From Portal to Triplestore
1. Harvest
The pipeline queries the CKAN API, fetching DCAT-AP metadata for every dataset that has GeoJSON resources. Pagination walks the full catalogue. Each dataset’s metadata — title, publisher, theme, format, access URL — is captured as RDF triples.
2. Enrich
For datasets with GeoJSON resources, the pipeline downloads the geometry and extracts bounding boxes. Irish coordinate systems (Irish Transverse Mercator, EPSG:2157; Irish Grid, EPSG:29903) are automatically detected and transformed to WGS84. Each bounding box becomes a GeoSPARQL geometry linked to the dataset.
3. Load
Enriched RDF is uploaded to Apache Jena Fuseki via the Graph Store Protocol. Metadata and spatial data load into separate named graphs. The union default graph is enabled, so queries work without explicit GRAPH clauses.
4. Query
The Fuseki SPARQL endpoint supports GeoSPARQL functions: geof:sfIntersects for spatial intersection, geof:distance for proximity, geof:buffer for area expansion. Standard SPARQL queries over DCAT-AP metadata work alongside spatial queries in the same request.
Asking the Catalogue Where
Spatial dataset discovery
A researcher studying coastal erosion needs every dataset that covers Ireland’s coastline. Instead of keyword-searching the portal, they run a GeoSPARQL query: “datasets whose extent intersects this coastal geometry.” The endpoint returns datasets from the EPA, Marine Institute, OPW, and Geological Survey — agencies the researcher didn’t know had relevant data.

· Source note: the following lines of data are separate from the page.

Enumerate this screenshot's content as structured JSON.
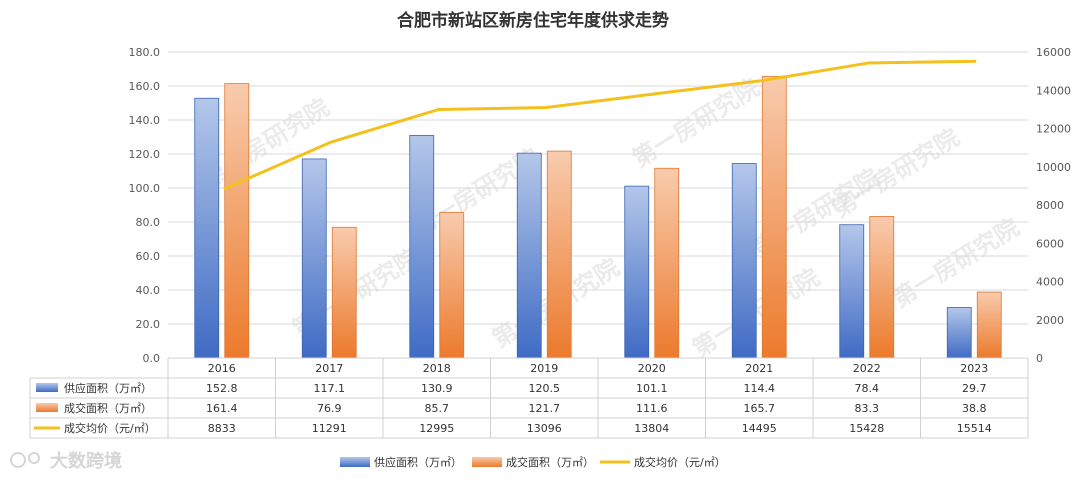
{
  "chart_data": {
    "type": "bar",
    "title": "合肥市新站区新房住宅年度供求走势",
    "categories": [
      "2016",
      "2017",
      "2018",
      "2019",
      "2020",
      "2021",
      "2022",
      "2023"
    ],
    "series": [
      {
        "name": "供应面积（万㎡）",
        "type": "bar",
        "axis": "left",
        "color": "#4472c4",
        "values": [
          152.8,
          117.1,
          130.9,
          120.5,
          101.1,
          114.4,
          78.4,
          29.7
        ]
      },
      {
        "name": "成交面积（万㎡）",
        "type": "bar",
        "axis": "left",
        "color": "#ed7d31",
        "values": [
          161.4,
          76.9,
          85.7,
          121.7,
          111.6,
          165.7,
          83.3,
          38.8
        ]
      },
      {
        "name": "成交均价（元/㎡）",
        "type": "line",
        "axis": "right",
        "color": "#f4c01e",
        "values": [
          8833,
          11291,
          12995,
          13096,
          13804,
          14495,
          15428,
          15514
        ]
      }
    ],
    "y_left": {
      "min": 0,
      "max": 180,
      "step": 20,
      "tick_labels": [
        "0.0",
        "20.0",
        "40.0",
        "60.0",
        "80.0",
        "100.0",
        "120.0",
        "140.0",
        "160.0",
        "180.0"
      ]
    },
    "y_right": {
      "min": 0,
      "max": 16000,
      "step": 2000,
      "tick_labels": [
        "0",
        "2000",
        "4000",
        "6000",
        "8000",
        "10000",
        "12000",
        "14000",
        "16000"
      ]
    },
    "grid": true,
    "legend_position": "bottom",
    "data_table": true
  },
  "watermark": {
    "text": "第一房研究院"
  },
  "logo": {
    "text": "大数跨境"
  }
}
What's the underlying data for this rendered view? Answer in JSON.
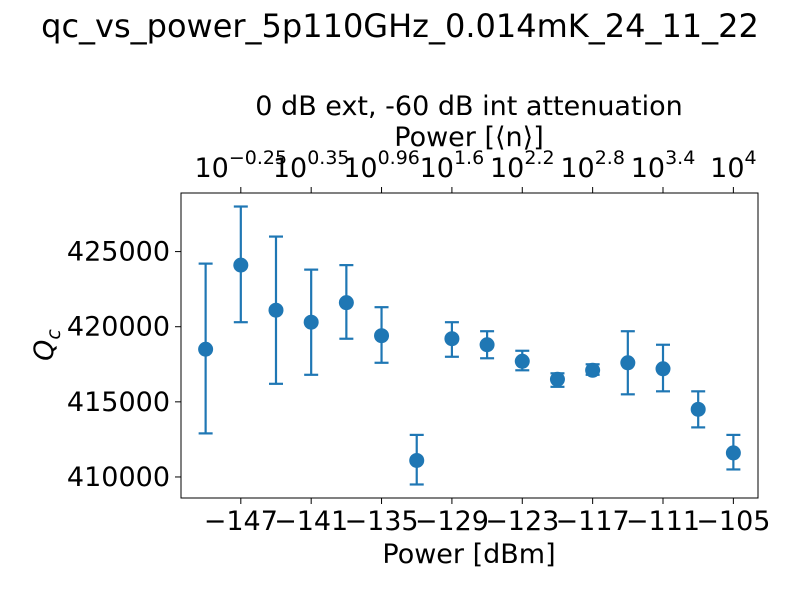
{
  "chart_data": {
    "type": "scatter",
    "title": "qc_vs_power_5p110GHz_0.014mK_24_11_22",
    "subtitle_lines": [
      "0 dB ext, -60 dB int attenuation",
      "Power [⟨n⟩]"
    ],
    "xlabel": "Power [dBm]",
    "ylabel_base": "Q",
    "ylabel_sub": "c",
    "xlim": [
      -152.1,
      -102.9
    ],
    "ylim": [
      408600,
      428900
    ],
    "x_ticks": [
      -147,
      -141,
      -135,
      -129,
      -123,
      -117,
      -111,
      -105
    ],
    "x_tick_labels": [
      "−147",
      "−141",
      "−135",
      "−129",
      "−123",
      "−117",
      "−111",
      "−105"
    ],
    "y_ticks": [
      410000,
      415000,
      420000,
      425000
    ],
    "y_tick_labels": [
      "410000",
      "415000",
      "420000",
      "425000"
    ],
    "top_ticks": [
      {
        "x": -147,
        "base": "10",
        "exp": "−0.25"
      },
      {
        "x": -141,
        "base": "10",
        "exp": "0.35"
      },
      {
        "x": -135,
        "base": "10",
        "exp": "0.96"
      },
      {
        "x": -129,
        "base": "10",
        "exp": "1.6"
      },
      {
        "x": -123,
        "base": "10",
        "exp": "2.2"
      },
      {
        "x": -117,
        "base": "10",
        "exp": "2.8"
      },
      {
        "x": -111,
        "base": "10",
        "exp": "3.4"
      },
      {
        "x": -105,
        "base": "10",
        "exp": "4"
      }
    ],
    "grid": false,
    "color": "#1f77b4",
    "series": [
      {
        "points": [
          {
            "x": -150,
            "y": 418500,
            "err_low": 412900,
            "err_high": 424200
          },
          {
            "x": -147,
            "y": 424100,
            "err_low": 420300,
            "err_high": 428000
          },
          {
            "x": -144,
            "y": 421100,
            "err_low": 416200,
            "err_high": 426000
          },
          {
            "x": -141,
            "y": 420300,
            "err_low": 416800,
            "err_high": 423800
          },
          {
            "x": -138,
            "y": 421600,
            "err_low": 419200,
            "err_high": 424100
          },
          {
            "x": -135,
            "y": 419400,
            "err_low": 417600,
            "err_high": 421300
          },
          {
            "x": -132,
            "y": 411100,
            "err_low": 409500,
            "err_high": 412800
          },
          {
            "x": -129,
            "y": 419200,
            "err_low": 418000,
            "err_high": 420300
          },
          {
            "x": -126,
            "y": 418800,
            "err_low": 417900,
            "err_high": 419700
          },
          {
            "x": -123,
            "y": 417700,
            "err_low": 417100,
            "err_high": 418400
          },
          {
            "x": -120,
            "y": 416500,
            "err_low": 416000,
            "err_high": 416900
          },
          {
            "x": -117,
            "y": 417100,
            "err_low": 416800,
            "err_high": 417500
          },
          {
            "x": -114,
            "y": 417600,
            "err_low": 415500,
            "err_high": 419700
          },
          {
            "x": -111,
            "y": 417200,
            "err_low": 415700,
            "err_high": 418800
          },
          {
            "x": -108,
            "y": 414500,
            "err_low": 413300,
            "err_high": 415700
          },
          {
            "x": -105,
            "y": 411600,
            "err_low": 410500,
            "err_high": 412800
          }
        ]
      }
    ]
  }
}
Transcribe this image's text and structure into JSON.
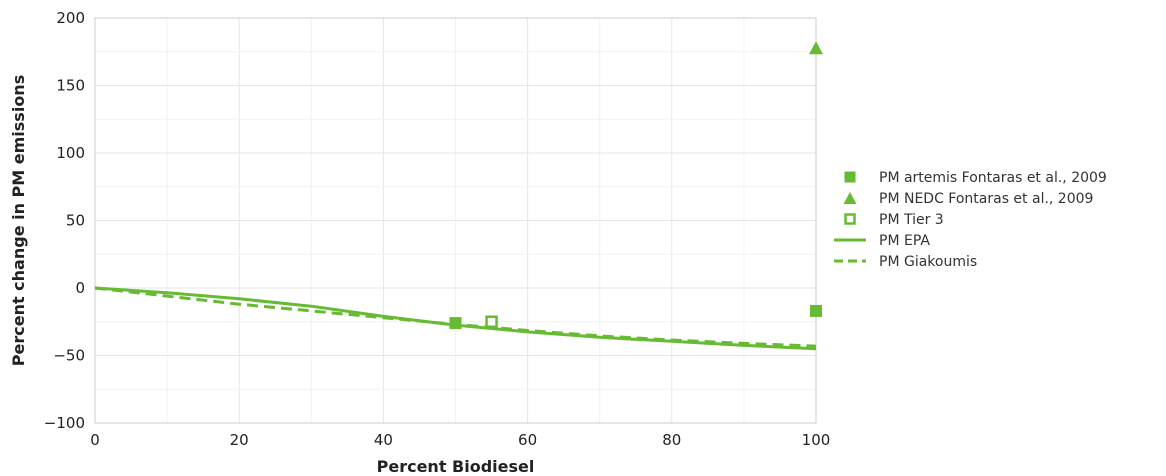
{
  "chart_data": {
    "type": "scatter",
    "xlabel": "Percent Biodiesel",
    "ylabel": "Percent change in PM emissions",
    "xlim": [
      0,
      100
    ],
    "ylim": [
      -100,
      200
    ],
    "x_ticks": [
      "0",
      "20",
      "40",
      "60",
      "80",
      "100"
    ],
    "y_ticks": [
      "−100",
      "−50",
      "0",
      "50",
      "100",
      "150",
      "200"
    ],
    "x_tick_values": [
      0,
      20,
      40,
      60,
      80,
      100
    ],
    "y_tick_values": [
      -100,
      -50,
      0,
      50,
      100,
      150,
      200
    ],
    "grid": true,
    "legend_position": "right",
    "series": [
      {
        "name": "PM artemis Fontaras et al., 2009",
        "kind": "scatter",
        "marker": "square-filled",
        "color": "#66bb33",
        "points": [
          [
            50,
            -26
          ],
          [
            100,
            -17
          ]
        ]
      },
      {
        "name": "PM NEDC Fontaras et al., 2009",
        "kind": "scatter",
        "marker": "triangle-filled",
        "color": "#66bb33",
        "points": [
          [
            100,
            178
          ]
        ]
      },
      {
        "name": "PM Tier 3",
        "kind": "scatter",
        "marker": "square-open",
        "color": "#66bb33",
        "points": [
          [
            55,
            -25
          ]
        ]
      },
      {
        "name": "PM EPA",
        "kind": "line",
        "dash": "solid",
        "color": "#66bb33",
        "points": [
          [
            0,
            0
          ],
          [
            10,
            -3.5
          ],
          [
            20,
            -8
          ],
          [
            30,
            -13.5
          ],
          [
            40,
            -21
          ],
          [
            50,
            -27.5
          ],
          [
            60,
            -32.5
          ],
          [
            70,
            -36.5
          ],
          [
            80,
            -39.5
          ],
          [
            90,
            -42.5
          ],
          [
            100,
            -45
          ]
        ]
      },
      {
        "name": "PM Giakoumis",
        "kind": "line",
        "dash": "dashed",
        "color": "#66bb33",
        "points": [
          [
            0,
            0
          ],
          [
            10,
            -6
          ],
          [
            20,
            -12
          ],
          [
            30,
            -17
          ],
          [
            40,
            -22
          ],
          [
            50,
            -27
          ],
          [
            60,
            -31.5
          ],
          [
            70,
            -35.5
          ],
          [
            80,
            -38.5
          ],
          [
            90,
            -41
          ],
          [
            100,
            -43
          ]
        ]
      }
    ]
  }
}
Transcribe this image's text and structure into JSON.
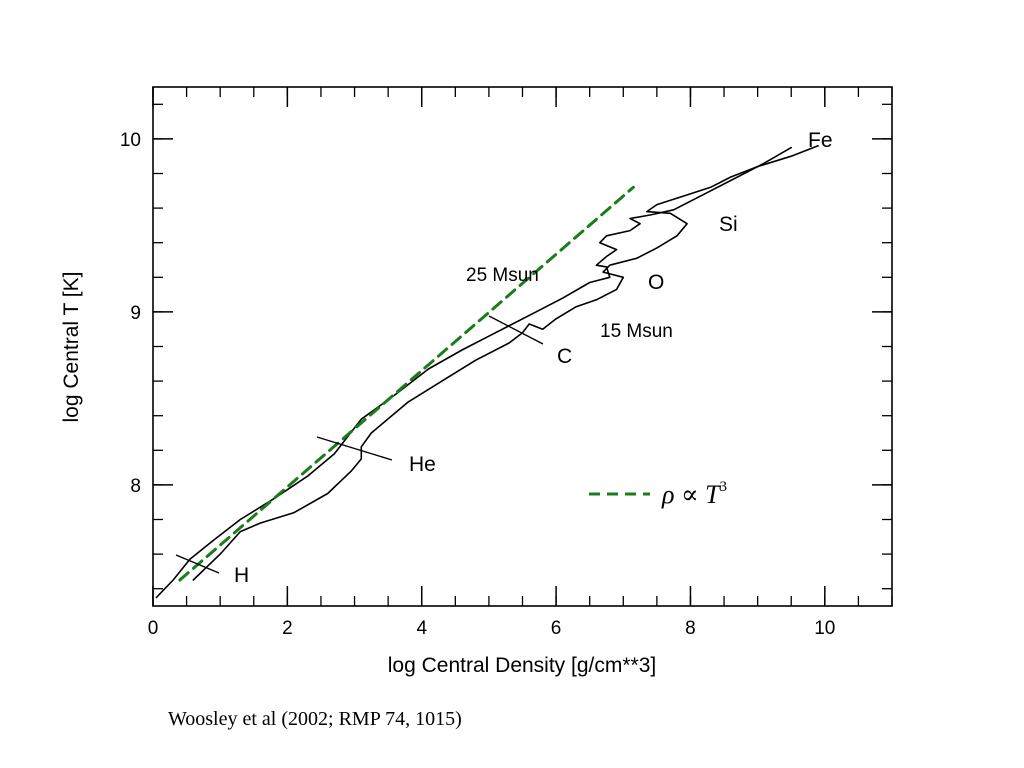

Cross-domain spatial overlap
An environmental agency wants to know which flood-risk datasets overlap with water quality monitoring datasets. A single SPARQL query joins the two themes on their spatial extents and returns the intersecting pairs. What would require GIS software and manual work becomes a query.
Federated queries
A European research project combines Irish data with Wikidata. A federated SPARQL query asks: “give me all Irish datasets published by organisations whose Wikidata entry shows them as government agencies.” The endpoint handles the Irish side; Wikidata handles the organisational classification.
Under the Bonnet
Triplestore
Apache Jena Fuseki 6.0+ with GeoSPARQL 1.0 support. Deployed via Docker. SPARQL 1.1 query and update endpoints. Union default graph enabled.
Pipeline
Python: rdflib for RDF generation, pyproj + shapely for coordinate transformation and geometry processing, requests for CKAN API access. Four stages: harvest, enrich, load, demo queries.
Coordinate systems
Automatic detection and transformation of Irish Transverse Mercator (EPSG:2157) and Irish Grid (EPSG:29903) to WGS84 (EPSG:4326). Heuristic detection based on coordinate magnitude.
Data model
DCAT-AP metadata in named graph :metadata. GeoSPARQL geometries in named graph :spatial. Linked via dataset URI. Geometry encoded as WKT (Well-Known Text) literals with geo:asWKT.
GeoSPARQL functions
geof:sfIntersects, geof:sfContains, geof:sfWithin, geof:distance, geof:buffer, geof:boundary. All implemented by Jena’s spatial index.
Deployment
Docker Compose. Fuseki exposed on port 3030. Write endpoints protected by HTTP Basic authentication. Pipeline runs as standalone Python scripts or via run_pipeline.py orchestrator.